Le magistrat, Jong Jin-Woo, un « travailleur juridique » honnête et humain, veut comprendre comment les deux époux en sont arrivés là. Il se rend à leur domicile et sur leur lieu de travail. La première fois qu’il arrive chez eux, il découvre leur petit garçon attendant sous la pluie que ses parents rentrent. Il n’hésite pas à le recueillir…
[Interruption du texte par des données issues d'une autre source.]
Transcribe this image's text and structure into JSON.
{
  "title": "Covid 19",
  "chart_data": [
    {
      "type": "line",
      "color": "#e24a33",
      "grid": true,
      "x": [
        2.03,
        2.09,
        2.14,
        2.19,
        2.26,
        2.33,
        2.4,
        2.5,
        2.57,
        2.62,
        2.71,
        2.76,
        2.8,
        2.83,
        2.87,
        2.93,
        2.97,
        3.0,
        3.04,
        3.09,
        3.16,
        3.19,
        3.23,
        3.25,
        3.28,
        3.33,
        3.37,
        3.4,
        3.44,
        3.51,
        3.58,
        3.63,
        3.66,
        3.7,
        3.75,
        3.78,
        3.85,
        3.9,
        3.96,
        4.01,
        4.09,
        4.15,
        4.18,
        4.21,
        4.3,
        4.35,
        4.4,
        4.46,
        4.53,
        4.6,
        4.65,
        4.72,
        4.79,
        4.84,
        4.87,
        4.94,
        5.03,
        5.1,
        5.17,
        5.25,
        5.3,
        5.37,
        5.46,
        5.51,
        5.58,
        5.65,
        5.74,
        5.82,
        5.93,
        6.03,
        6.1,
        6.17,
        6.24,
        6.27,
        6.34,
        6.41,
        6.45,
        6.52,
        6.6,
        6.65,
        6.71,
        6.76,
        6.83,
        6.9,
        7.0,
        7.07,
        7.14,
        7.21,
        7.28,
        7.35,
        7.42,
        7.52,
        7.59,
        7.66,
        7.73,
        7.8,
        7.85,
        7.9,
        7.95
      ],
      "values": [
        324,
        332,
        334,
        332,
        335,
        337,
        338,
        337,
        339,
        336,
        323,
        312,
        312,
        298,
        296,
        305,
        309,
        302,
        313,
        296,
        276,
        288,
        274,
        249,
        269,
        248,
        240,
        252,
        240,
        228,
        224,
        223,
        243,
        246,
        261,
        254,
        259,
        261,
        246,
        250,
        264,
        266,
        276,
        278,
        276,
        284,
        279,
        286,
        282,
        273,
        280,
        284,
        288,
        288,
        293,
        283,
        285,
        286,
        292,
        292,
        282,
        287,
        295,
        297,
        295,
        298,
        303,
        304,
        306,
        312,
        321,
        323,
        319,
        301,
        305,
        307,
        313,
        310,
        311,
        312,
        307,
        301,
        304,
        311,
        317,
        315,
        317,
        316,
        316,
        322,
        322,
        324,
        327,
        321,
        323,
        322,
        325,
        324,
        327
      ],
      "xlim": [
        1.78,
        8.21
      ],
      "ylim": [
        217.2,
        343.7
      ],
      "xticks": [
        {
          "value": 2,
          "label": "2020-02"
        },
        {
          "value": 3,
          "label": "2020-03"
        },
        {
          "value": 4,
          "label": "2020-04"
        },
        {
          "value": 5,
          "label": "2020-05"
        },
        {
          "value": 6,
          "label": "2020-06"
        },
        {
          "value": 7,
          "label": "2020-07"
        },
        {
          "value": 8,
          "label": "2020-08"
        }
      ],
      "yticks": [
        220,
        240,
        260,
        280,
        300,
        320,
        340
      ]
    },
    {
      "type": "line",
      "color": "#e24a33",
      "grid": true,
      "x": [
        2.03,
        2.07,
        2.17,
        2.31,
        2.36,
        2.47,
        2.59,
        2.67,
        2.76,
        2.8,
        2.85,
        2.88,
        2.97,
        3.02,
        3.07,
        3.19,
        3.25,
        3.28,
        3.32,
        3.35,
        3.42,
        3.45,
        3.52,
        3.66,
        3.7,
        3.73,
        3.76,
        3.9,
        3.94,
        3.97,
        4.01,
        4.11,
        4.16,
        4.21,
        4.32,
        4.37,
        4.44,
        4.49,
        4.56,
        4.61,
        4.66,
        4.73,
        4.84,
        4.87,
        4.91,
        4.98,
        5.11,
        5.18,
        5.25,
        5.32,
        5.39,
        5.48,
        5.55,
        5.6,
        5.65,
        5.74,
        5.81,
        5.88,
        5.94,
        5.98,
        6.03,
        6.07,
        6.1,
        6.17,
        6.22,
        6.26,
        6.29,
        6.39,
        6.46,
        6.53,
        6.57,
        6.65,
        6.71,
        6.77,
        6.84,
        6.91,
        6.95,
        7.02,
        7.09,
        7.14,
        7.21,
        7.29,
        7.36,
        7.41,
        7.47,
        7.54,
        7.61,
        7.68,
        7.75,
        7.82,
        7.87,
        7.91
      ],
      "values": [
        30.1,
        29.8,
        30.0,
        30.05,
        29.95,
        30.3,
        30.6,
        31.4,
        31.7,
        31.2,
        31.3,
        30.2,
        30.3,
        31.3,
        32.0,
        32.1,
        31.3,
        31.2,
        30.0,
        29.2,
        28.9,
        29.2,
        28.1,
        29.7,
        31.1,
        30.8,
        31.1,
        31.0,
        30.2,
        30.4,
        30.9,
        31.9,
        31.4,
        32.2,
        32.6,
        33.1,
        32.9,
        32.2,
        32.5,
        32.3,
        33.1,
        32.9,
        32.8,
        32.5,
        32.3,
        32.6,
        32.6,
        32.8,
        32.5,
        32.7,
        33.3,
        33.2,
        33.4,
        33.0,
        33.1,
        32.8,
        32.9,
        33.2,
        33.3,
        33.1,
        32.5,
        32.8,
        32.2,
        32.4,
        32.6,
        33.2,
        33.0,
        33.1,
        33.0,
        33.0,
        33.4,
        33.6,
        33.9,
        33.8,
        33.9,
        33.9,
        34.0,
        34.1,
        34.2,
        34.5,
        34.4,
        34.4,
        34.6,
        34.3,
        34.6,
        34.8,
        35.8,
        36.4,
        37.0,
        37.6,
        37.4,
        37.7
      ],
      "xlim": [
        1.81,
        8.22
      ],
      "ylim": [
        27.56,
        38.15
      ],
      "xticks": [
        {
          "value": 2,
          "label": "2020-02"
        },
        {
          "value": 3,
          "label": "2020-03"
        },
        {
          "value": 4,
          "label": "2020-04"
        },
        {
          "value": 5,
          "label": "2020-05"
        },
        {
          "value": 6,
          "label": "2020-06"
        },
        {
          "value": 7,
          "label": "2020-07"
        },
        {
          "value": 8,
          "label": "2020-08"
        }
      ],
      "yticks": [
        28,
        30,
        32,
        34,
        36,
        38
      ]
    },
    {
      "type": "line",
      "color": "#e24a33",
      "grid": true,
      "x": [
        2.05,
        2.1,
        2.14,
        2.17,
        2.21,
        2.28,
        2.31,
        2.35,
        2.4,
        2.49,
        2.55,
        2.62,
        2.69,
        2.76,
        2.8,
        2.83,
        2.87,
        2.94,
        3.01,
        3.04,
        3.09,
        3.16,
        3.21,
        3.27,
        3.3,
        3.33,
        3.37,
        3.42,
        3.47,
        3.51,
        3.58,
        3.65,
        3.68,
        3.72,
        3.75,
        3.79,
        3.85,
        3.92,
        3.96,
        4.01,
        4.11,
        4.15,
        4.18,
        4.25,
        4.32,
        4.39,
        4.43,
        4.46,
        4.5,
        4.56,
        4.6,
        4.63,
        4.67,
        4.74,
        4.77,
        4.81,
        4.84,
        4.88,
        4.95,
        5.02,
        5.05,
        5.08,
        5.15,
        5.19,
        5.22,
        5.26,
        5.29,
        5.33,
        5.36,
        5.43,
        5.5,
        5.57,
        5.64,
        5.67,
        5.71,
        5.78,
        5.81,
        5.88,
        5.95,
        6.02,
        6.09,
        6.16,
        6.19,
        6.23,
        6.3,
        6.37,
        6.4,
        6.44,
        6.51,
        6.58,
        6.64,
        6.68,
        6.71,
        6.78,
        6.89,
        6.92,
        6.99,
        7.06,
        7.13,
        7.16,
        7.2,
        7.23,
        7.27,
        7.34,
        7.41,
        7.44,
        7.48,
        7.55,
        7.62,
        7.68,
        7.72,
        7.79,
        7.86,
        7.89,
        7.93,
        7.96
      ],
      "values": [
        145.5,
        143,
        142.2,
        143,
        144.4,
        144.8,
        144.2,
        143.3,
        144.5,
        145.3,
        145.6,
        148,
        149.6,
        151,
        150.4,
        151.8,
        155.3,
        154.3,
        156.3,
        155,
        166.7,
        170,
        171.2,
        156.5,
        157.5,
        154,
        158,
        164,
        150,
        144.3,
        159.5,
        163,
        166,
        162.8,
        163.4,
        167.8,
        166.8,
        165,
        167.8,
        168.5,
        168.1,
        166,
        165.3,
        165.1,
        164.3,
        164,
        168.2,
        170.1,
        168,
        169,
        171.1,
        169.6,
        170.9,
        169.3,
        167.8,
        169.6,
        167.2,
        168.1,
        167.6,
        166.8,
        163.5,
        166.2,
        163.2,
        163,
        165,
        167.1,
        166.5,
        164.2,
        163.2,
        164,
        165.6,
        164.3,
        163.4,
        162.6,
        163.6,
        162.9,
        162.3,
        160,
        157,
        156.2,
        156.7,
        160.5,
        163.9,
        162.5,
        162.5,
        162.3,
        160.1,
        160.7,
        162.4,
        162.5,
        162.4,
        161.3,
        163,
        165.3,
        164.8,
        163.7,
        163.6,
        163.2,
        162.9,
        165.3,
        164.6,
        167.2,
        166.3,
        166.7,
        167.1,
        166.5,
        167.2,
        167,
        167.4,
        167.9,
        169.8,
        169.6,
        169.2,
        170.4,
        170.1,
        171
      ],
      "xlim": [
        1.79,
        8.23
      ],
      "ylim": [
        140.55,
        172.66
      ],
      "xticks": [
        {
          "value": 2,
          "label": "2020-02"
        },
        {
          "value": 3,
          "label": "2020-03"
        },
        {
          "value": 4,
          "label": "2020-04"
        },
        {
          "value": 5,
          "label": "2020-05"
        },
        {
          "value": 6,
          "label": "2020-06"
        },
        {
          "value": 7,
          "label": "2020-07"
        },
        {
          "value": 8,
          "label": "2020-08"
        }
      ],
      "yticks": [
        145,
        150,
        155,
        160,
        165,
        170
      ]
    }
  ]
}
Au-delà, les recherches du juge constituent une enquête sur la société nord-coréenne. Car, explique in fine l’écrivain, si le divorce est un acte social, la société a forcément sa part de responsabilité dans la mésentente du couple. Baek Nam-Ryong en profite pour dénoncer les comportements de certains cadres, indignes du système socialiste. Une critique politique qui lui a valu quelques ennuis avec le régime…
Une langue très poétique
Ce faisant, on passe continuellement du collectif à l’intime. Son observation des relations entre les deux époux renvoie Jong Jin-Woo aux difficultés de son propre couple. L’auteur décrit ainsi le cheminement psychologique du juge, ses doutes, comme il fait pénétrer le lecteur dans les tourments des autres personnages. Des descriptions qui sonnent souvent assez justes.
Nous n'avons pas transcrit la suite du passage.